UK energy secretary Amber Rudd and minister Andrea Leadsom have faced mounting pressure to revisit highly contentious feed-in tariff proposals as Members of Parliament (MPs) across the UK’s political parties criticised the plans.
Rudd and Leadsom spoke at this morning’s oral and topical questions session, the first since parliament’s summer recess and since the Department for Energy and Climate Change (DECC) unveiled plans to cut the small-scale feed-in tariff by 87%.
Lisa Nandy, the newly-appointed shadow energy secretary, returned from maternity leave to question how the UK had slipped out of EY’s Renewable Energy Country Attractive Index’s top 10 for the first time in 12 years, claiming that the department had “no clear plan” for the UK’s energy sector. Green Party MP Caroline Lucas then weighed in by adding that the department had “taken a wrecking ball to the solar industry” with the recent policy upheaval and accused Rudd of attempting to justify the changes with waffle.
Rudd refuted both suggestions and said Lucas was “completely wrong” to suggest that the impacts of the cuts had not been taken into account before the proposals were published. She stood by her department’s assertions that it would be impossible to quantify the impact on jobs in the industry but did state that “all jobs in the sector are extremely important”.
Rudd then avoided a difficult line in questioning from Labour MP Ian Lucas who quizzed the secretary on how much the government is paying to solar businesses in damages following successful legal challenges to policy decisions between 2011 and 2012. Lucas said the Conservatives “have form in chaotic solar consultations” and indicated this one was no different.
Both Rudd and Leadsom were continually pushed to justify the proposals by various Labour and Scottish National Party MPs, however members of their own backbench also contributed to the criticism for the first time. Conservative MP Julian Stroud suggested that a “more tapered” degression would have been more appropriate for the solar industry and that the current plans would only result in a “rash of new applications”.
In what could constitute a softening of language from the secretary, Rudd said it was “too early to say what the outcome of the consultation will be” and that the department was “determined to identify the right level of solar subsidies to continue growth”.
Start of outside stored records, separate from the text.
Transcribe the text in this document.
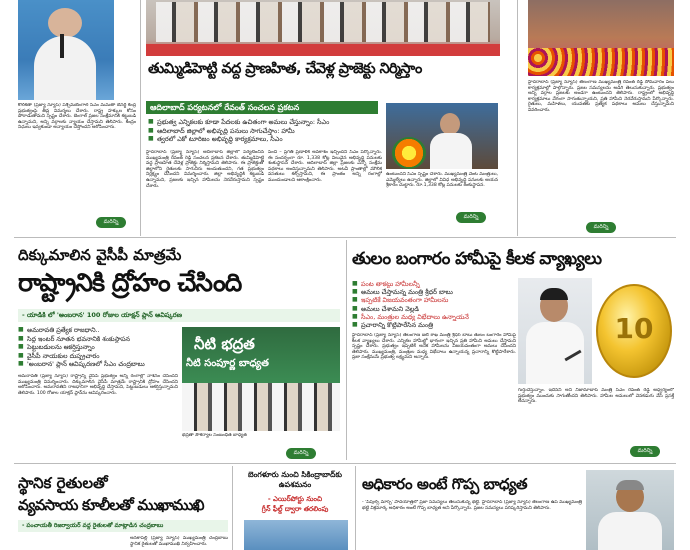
తుమ్మిడిహెట్టి వద్ద ప్రాణహిత, చేవెళ్ల ప్రాజెక్టు నిర్మిస్తాం
ఆదిలాబాద్ పర్యటనలో రేవంత్ సంచలన ప్రకటన
■ ప్రభుత్వ ఎన్నికలకు కూడా పేదలకు ఉచితంగా అమలు చేస్తున్నాం: సీఎం
■ ఆదిలాబాద్ జిల్లాలో అభివృద్ధి పనులు సాగుచేస్తాం: హామీ
■ త్వరలో ఎకో టూరిజం అభివృద్ధి కార్యక్రమాలు, సీఎం
హైదరాబాద్ (ప్రజ్యా న్యూస్) ఆదిలాబాద్ జిల్లాలో పర్యటించిన ముఖ్యమంత్రి రేవంత్ రెడ్డి సంచలన ప్రకటన చేశారు. తుమ్మిడిహెట్టి వద్ద ప్రాణహిత చేవెళ్ల ప్రాజెక్టు నిర్మిస్తామని తెలిపారు. ఈ ప్రాజెక్టుతో జిల్లాలోని రైతులకు సాగునీరు అందుతుందని, గత ప్రభుత్వం నిర్లక్ష్యం చేసిందని విమర్శించారు. జిల్లా అభివృద్ధికి కట్టుబడి ఉన్నామని, ప్రజలకు ఇచ్చిన హామీలను నెరవేరుస్తామని స్పష్టం చేశారు.
పెంచి – ప్రగతి ప్రణాళిక అవకాశం ఇచ్చిందని సీఎం పేర్కొన్నారు. ఈ సందర్భంగా రూ. 1,338 కోట్ల విలువైన అభివృద్ధి పనులకు శంకుస్థాపన చేశారు. ఆదిలాబాద్ జిల్లా ప్రజలకు ఎన్నో సంక్షేమ పథకాలు అందిస్తున్నామని తెలిపారు. అటవీ ప్రాంతాల్లో మౌలిక వసతులు కల్పిస్తామని, ఈ ప్రాంతం అన్ని రంగాల్లో ముందుండాలని ఆకాంక్షించారు.
ఉంటుందని సీఎం స్పష్టం చేశారు. ముఖ్యమంత్రి వెంట మంత్రులు, ఎమ్మెల్యేలు ఉన్నారు. జిల్లాలో వివిధ అభివృద్ధి పనులకు ఆయన శ్రీకారం చుట్టారు. రూ.1,338 కోట్ల పనులకు శంకుస్థాపన.
మరిన్ని
కోల్‌కతా (ప్రజ్యా న్యూస్) పశ్చిమబెంగాల్ సీఎం మమతా బెనర్జీ కేంద్ర ప్రభుత్వంపై తీవ్ర విమర్శలు చేశారు. రాష్ట్ర హక్కుల కోసం పోరాడుతామని స్పష్టం చేశారు. బెంగాల్ ప్రజల సంక్షేమానికి కట్టుబడి ఉన్నామని, అన్ని వర్గాలకు న్యాయం చేస్తామని తెలిపారు. కేంద్రం నిధులు ఇవ్వకుండా అన్యాయం చేస్తోందని ఆరోపించారు.
మరిన్ని
హైదరాబాద్ (ప్రజ్యా న్యూస్) తెలంగాణ ముఖ్యమంత్రి రేవంత్ రెడ్డి సోమవారం పలు కార్యక్రమాల్లో పాల్గొన్నారు. ప్రజల సమస్యలను అడిగి తెలుసుకున్నారు. ప్రభుత్వం అన్ని వర్గాల ప్రజలకు అండగా ఉంటుందని తెలిపారు. రాష్ట్రంలో అభివృద్ధి కార్యక్రమాలు వేగంగా సాగుతున్నాయని, ప్రతి హామీని నెరవేరుస్తామని పేర్కొన్నారు. రైతులు, మహిళలు, యువతకు ప్రత్యేక పథకాలు అమలు చేస్తున్నామని వివరించారు.
మరిన్ని
దిక్కుమాలిన వైసీపీ మాత్రమే
రాష్ట్రానికి ద్రోహం చేసింది
- యాడికి లో 'అంబరాన' 100 రోజుల యాక్షన్ ప్లాన్ ఆవిష్కరణ
■ అమరావతి ప్రత్యేక రాజధాని..
■ సిద్ధ ఇంటర్ నూతన భవనానికి శంకుస్థాపన
■ పెట్టుబడులను ఆకర్షిస్తున్నాం
■ వైసీపీ నాయకుల దుష్ప్రచారం
■ 'అంబరాన' ప్లాన్ ఆవిష్కరణలో సీఎం చంద్రబాబు
అమరావతి (ప్రజ్యా న్యూస్) రాష్ట్రాన్ని వైసీపీ ప్రభుత్వం అన్ని రంగాల్లో నాశనం చేసిందని ముఖ్యమంత్రి విమర్శించారు. దిక్కుమాలిన వైసీపీ మాత్రమే రాష్ట్రానికి ద్రోహం చేసిందని ఆరోపించారు. అమరావతిని రాజధానిగా అభివృద్ధి చేస్తామని, పెట్టుబడులు ఆకర్షిస్తున్నామని తెలిపారు. 100 రోజుల యాక్షన్ ప్లాన్‌ను ఆవిష్కరించారు.
నీటి భద్రత
నీటి సంపూర్ణ బాధ్యత
భద్రతా సౌకర్యాల సంబంధిత బాధ్యత
మరిన్ని
తులం బంగారం హామీపై కీలక వ్యాఖ్యలు
■ పంట తాకట్టు హామీలన్నీ
■ అమలు చేస్తామన్న మంత్రి శ్రీధర్ బాబు
■ ఇప్పటికే విజయవంతంగా హామీలను
■ అమలు చేశామని వెల్లడి
■ సీఎం, మంత్రుల మధ్య విభేదాలు ఉన్నాయనే
■ ప్రచారాన్ని కొట్టిపారేసిన మంత్రి
హైదరాబాద్ (ప్రజ్యా న్యూస్) తెలంగాణ ఐటీ శాఖ మంత్రి శ్రీధర్ బాబు తులం బంగారం హామీపై కీలక వ్యాఖ్యలు చేశారు. ఎన్నికల హామీల్లో భాగంగా ఇచ్చిన ప్రతి హామీని అమలు చేస్తామని స్పష్టం చేశారు. ప్రభుత్వం ఇప్పటికే అనేక హామీలను విజయవంతంగా అమలు చేసిందని తెలిపారు. ముఖ్యమంత్రి, మంత్రుల మధ్య విభేదాలు ఉన్నాయన్న ప్రచారాన్ని కొట్టిపారేశారు. ప్రజా సంక్షేమమే ప్రభుత్వ లక్ష్యమని అన్నారు.
10
గుర్తుచేస్తున్నాం. ఇదేనని అని నిజామాబాద్ మంత్రి సీఎం రేవంత్ రెడ్డి ఆధ్వర్యంలో ప్రభుత్వం ముందుకు సాగుతోందని తెలిపారు. హామీల అమలులో వెనకడుగు వేసే ప్రసక్తే లేదన్నారు.
మరిన్ని
స్థానిక రైతులతో
వ్యవసాయ కూలీలతో ముఖాముఖి
- పంచాయతీ రిజర్వాయర్ వద్ద రైతులతో మాట్లాడిన చంద్రబాబు
అనకాపల్లి (ప్రజ్యా న్యూస్) ముఖ్యమంత్రి చంద్రబాబు స్థానిక రైతులతో ముఖాముఖి నిర్వహించారు.
బెంగళూరు నుంచి సికింద్రాబాద్‌కు ఉపశమనం
- ఎయిర్‌పోర్టు నుంచి
గ్రీన్ ఫీల్డ్ ద్వారా తరలింపు
అధికారం అంటే గొప్ప బాధ్యత
- 'పీపుల్స్ మార్చ్' పాదయాత్రలో ప్రజా సమస్యలు తెలుసుకున్న భట్టి. హైదరాబాద్ (ప్రజ్యా న్యూస్) తెలంగాణ ఉప ముఖ్యమంత్రి భట్టి విక్రమార్క అధికారం అంటే గొప్ప బాధ్యత అని పేర్కొన్నారు. ప్రజల సమస్యలు పరిష్కరిస్తామని తెలిపారు.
It’s the second time in as many days that Conservative MPs have voiced concern over their own party’s actions in relation to the feed-in tariff after Mayor of London and MP for Uxbridge Boris Johnson spoke of his concern for the cuts and their impact on investor confidence during Mayor’s Question Time yesterday afternoon.
It has also been revealed that SNP MP and energy and climate change select committee chair Angus MacNeil addressed Amber Rudd last week to request a minister from within DECC appear before the committee to discuss this summer's policy announcements prior to the conference recess during the first two weeks of October, citing the committee's “dismay” over the proposals and “disappointment” that they were timed for two days after the House of Commons rose for summer recess.
Criticism of the proposals has continued to pile up from British industry. A joint letter to the secretary brokered by environmental campaign group Friends of the Earth and published this morning was signed by various stakeholders and multinational organisations such as Panasonic and DuPont, calling on the government to “urgently reconsider” the proposed cuts.
The UK's Solar Trade Association (STA) is amongst the signees and Leonie Greene, head of external affairs at the STA, said: “The Government's proposals for British solar are extreme and they are damaging for both the industry and for consumers. Solar puts people and communities in control and the Government should back that – not take power from the people. It doesn't have to be like this, so we are reassured that so many organisations, from all walks of life, are joining our call for a rethink.”
“It is quite wrong to suggest we cannot afford to go solar. The truth is we cannot afford not to. It's hard to think of a greater waste of public money than building up a strong British solar industry, hailed by the Prime Minister as a success, and then pushing it over a cliff before it is ready to fly,” she added.